The 2-1 ruling Tuesday by the U.S. Court of Appeals for the 10th Circuit in Baca vs. Colorado Department of State means that the state of Colorado’s move to oust and replace Micheal Baca, one of the state’s nine electors, because he refused to cast his electoral vote for Hillary Clinton in the 2016 presidential election was unconstitutional.
Baca was termed a “faithless” elector for his refusal to back Clinton, who won the popular vote in the state. The ruling means that electors can cast their votes for the presidential candidate of their choosing.
Griswold said Wednesday the court’s ruling “sets a dangerous precedent.”
“This court decision takes power from Colorado voters and sets a dangerous precedent,” she said. “Our nation stands on the principle of one person, one vote. We are reviewing this decision with our attorneys, and will vigorously protect Colorado voters.”
In 2016, Baca chose to cast his vote for Republican John Kasich, which electors Polly Baca, and Robert Nemanich also planned to do. Then-Secretary of State Wayne Williams removed Baca and replaced him with an elector who voted for Clinton. The other two electors then voted for Clinton after seeing that Baca was removed.
“Secretary Williams impermissibly interfered with Mr. Baca’s exercise of his right to vote as a presidential elector. Specifically, Secretary Williams acted unconstitutionally by removing Mr. Baca and nullifying his vote for failing to comply with the vote binding provision,” the court wrote.
The ruling also raises questions about the constitutionality of Colorado’s recent national popular vote law, which Democrats passed in the last legislative session.

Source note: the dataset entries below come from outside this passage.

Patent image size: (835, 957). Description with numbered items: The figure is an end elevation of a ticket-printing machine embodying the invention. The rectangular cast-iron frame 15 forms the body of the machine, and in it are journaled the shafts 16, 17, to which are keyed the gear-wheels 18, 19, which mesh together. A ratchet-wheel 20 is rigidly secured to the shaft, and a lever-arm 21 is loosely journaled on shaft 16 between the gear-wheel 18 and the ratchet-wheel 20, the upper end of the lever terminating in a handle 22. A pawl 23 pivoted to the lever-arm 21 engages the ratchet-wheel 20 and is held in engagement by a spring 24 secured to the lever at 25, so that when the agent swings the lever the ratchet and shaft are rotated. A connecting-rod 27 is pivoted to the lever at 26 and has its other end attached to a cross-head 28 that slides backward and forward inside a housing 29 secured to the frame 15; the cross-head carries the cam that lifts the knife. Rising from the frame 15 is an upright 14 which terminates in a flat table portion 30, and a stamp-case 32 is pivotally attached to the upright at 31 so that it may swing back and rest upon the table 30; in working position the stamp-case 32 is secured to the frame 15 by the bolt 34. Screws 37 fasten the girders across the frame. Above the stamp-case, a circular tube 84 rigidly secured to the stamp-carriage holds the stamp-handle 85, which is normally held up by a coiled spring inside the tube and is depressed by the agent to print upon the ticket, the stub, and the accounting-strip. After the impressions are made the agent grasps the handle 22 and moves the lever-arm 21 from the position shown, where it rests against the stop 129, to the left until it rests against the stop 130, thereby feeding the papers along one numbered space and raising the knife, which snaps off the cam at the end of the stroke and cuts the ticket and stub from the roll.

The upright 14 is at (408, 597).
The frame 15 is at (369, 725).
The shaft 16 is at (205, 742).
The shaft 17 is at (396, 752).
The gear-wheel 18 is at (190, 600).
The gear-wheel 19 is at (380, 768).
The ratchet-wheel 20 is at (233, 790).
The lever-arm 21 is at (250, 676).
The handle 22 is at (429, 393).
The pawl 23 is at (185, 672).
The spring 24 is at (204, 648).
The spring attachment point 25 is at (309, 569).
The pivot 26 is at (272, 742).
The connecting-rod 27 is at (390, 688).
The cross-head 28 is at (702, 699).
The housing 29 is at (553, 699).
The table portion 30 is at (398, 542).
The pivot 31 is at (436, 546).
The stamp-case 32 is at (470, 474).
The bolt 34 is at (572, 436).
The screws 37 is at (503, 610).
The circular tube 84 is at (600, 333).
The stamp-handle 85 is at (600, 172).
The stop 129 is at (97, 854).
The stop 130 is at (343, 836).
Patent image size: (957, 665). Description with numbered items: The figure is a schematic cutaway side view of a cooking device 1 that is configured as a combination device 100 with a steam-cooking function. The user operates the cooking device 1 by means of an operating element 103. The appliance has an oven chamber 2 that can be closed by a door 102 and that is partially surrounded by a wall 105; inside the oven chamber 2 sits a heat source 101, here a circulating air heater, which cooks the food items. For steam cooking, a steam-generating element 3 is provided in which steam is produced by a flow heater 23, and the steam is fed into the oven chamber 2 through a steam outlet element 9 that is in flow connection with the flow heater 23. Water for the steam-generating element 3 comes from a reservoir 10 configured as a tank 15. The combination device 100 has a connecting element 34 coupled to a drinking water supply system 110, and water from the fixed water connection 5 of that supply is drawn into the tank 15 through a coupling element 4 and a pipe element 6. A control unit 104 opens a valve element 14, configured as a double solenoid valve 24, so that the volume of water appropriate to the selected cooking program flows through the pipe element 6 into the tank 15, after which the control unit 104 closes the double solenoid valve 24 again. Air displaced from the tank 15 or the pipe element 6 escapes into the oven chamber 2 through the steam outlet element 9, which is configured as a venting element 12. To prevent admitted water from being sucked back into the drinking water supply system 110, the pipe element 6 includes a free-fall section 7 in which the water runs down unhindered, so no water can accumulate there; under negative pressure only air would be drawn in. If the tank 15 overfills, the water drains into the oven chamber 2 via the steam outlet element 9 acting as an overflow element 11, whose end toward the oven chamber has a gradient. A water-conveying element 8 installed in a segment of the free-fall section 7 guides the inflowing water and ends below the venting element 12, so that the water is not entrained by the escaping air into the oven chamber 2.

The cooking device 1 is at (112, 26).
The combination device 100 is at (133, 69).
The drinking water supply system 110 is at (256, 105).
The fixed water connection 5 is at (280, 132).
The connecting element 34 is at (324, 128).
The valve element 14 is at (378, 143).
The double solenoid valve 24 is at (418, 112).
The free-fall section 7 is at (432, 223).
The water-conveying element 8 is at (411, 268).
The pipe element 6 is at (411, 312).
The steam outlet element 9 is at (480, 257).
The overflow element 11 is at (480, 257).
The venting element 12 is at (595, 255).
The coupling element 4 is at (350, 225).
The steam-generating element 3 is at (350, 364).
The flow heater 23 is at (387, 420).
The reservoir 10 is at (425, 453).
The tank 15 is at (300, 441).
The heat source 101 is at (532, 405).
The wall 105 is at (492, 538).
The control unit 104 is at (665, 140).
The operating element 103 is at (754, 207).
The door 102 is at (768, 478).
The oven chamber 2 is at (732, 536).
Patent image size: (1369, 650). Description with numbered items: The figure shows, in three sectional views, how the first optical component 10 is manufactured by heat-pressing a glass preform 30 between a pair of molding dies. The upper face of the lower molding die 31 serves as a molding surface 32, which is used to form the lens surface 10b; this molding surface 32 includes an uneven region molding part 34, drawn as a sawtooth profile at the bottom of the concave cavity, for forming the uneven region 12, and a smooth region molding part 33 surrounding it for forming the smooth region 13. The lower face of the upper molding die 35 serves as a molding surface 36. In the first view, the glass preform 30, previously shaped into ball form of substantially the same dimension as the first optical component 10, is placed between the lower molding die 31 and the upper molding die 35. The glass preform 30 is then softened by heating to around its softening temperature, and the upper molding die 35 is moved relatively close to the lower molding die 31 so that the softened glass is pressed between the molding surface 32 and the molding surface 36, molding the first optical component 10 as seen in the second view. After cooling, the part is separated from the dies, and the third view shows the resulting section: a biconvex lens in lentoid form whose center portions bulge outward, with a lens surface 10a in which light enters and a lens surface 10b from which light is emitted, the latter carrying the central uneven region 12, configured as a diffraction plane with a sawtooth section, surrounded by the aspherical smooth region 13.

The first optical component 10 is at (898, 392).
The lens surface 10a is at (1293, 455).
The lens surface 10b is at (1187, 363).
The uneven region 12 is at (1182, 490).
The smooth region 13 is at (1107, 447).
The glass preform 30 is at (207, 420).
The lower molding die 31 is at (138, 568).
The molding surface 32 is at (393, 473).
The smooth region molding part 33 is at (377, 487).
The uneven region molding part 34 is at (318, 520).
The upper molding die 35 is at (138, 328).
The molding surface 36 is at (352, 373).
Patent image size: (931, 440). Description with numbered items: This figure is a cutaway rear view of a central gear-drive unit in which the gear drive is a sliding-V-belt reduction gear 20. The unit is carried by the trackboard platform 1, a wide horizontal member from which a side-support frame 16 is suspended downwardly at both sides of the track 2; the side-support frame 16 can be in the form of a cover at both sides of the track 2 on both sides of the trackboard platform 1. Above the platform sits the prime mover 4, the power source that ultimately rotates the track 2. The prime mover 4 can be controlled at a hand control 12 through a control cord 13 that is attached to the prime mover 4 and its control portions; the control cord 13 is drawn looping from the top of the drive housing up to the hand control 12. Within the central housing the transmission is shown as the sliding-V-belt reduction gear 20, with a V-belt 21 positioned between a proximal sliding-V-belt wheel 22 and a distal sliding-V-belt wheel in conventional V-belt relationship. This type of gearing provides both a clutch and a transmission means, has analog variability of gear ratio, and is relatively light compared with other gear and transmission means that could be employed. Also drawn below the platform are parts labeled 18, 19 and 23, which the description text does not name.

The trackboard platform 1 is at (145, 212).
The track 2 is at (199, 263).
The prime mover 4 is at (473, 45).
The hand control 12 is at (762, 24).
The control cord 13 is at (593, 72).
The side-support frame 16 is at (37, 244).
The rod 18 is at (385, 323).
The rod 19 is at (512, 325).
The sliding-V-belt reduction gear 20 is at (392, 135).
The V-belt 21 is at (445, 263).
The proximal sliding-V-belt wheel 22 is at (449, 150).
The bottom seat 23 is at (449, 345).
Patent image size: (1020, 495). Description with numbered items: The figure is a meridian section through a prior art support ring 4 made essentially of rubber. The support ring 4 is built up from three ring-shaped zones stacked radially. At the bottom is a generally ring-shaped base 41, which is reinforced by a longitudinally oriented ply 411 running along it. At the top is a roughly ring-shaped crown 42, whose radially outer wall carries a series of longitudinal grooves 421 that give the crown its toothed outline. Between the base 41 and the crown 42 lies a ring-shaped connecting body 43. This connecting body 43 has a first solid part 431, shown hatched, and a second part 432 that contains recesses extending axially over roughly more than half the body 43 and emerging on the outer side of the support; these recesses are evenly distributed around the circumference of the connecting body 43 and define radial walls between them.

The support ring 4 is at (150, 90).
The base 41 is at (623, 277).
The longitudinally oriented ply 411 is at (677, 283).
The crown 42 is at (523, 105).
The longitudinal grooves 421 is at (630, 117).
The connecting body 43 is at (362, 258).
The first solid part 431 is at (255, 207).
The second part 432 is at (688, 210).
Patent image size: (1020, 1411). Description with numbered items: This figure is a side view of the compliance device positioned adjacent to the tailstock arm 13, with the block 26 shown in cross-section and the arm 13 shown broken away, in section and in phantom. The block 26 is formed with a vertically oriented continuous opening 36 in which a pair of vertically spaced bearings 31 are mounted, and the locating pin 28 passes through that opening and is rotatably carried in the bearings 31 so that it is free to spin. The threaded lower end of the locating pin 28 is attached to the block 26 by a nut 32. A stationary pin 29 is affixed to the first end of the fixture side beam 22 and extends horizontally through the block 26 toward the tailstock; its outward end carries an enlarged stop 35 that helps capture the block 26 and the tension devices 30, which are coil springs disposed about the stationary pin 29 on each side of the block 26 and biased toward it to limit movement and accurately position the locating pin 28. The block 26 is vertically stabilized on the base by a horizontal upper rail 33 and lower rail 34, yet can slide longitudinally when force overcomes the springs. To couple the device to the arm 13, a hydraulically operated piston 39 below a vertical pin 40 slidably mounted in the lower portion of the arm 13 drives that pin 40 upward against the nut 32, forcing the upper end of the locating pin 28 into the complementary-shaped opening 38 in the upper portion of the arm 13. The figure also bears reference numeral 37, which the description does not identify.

The law requires Colorado’s nine electoral votes to be cast for the presidential candidate who wins the national popular vote, even if that candidate doesn’t win in Colorado. However, the national popular vote compact only takes effect when enough states join to total at least 270 electoral votes, enough needed to win the presidency.
Griswold’s office did not respond to a question about how the court’s ruling might affect the national popular vote law.
A group has collected more than 227,000 signatures to get a question on the November ballot challenging the national popular vote law.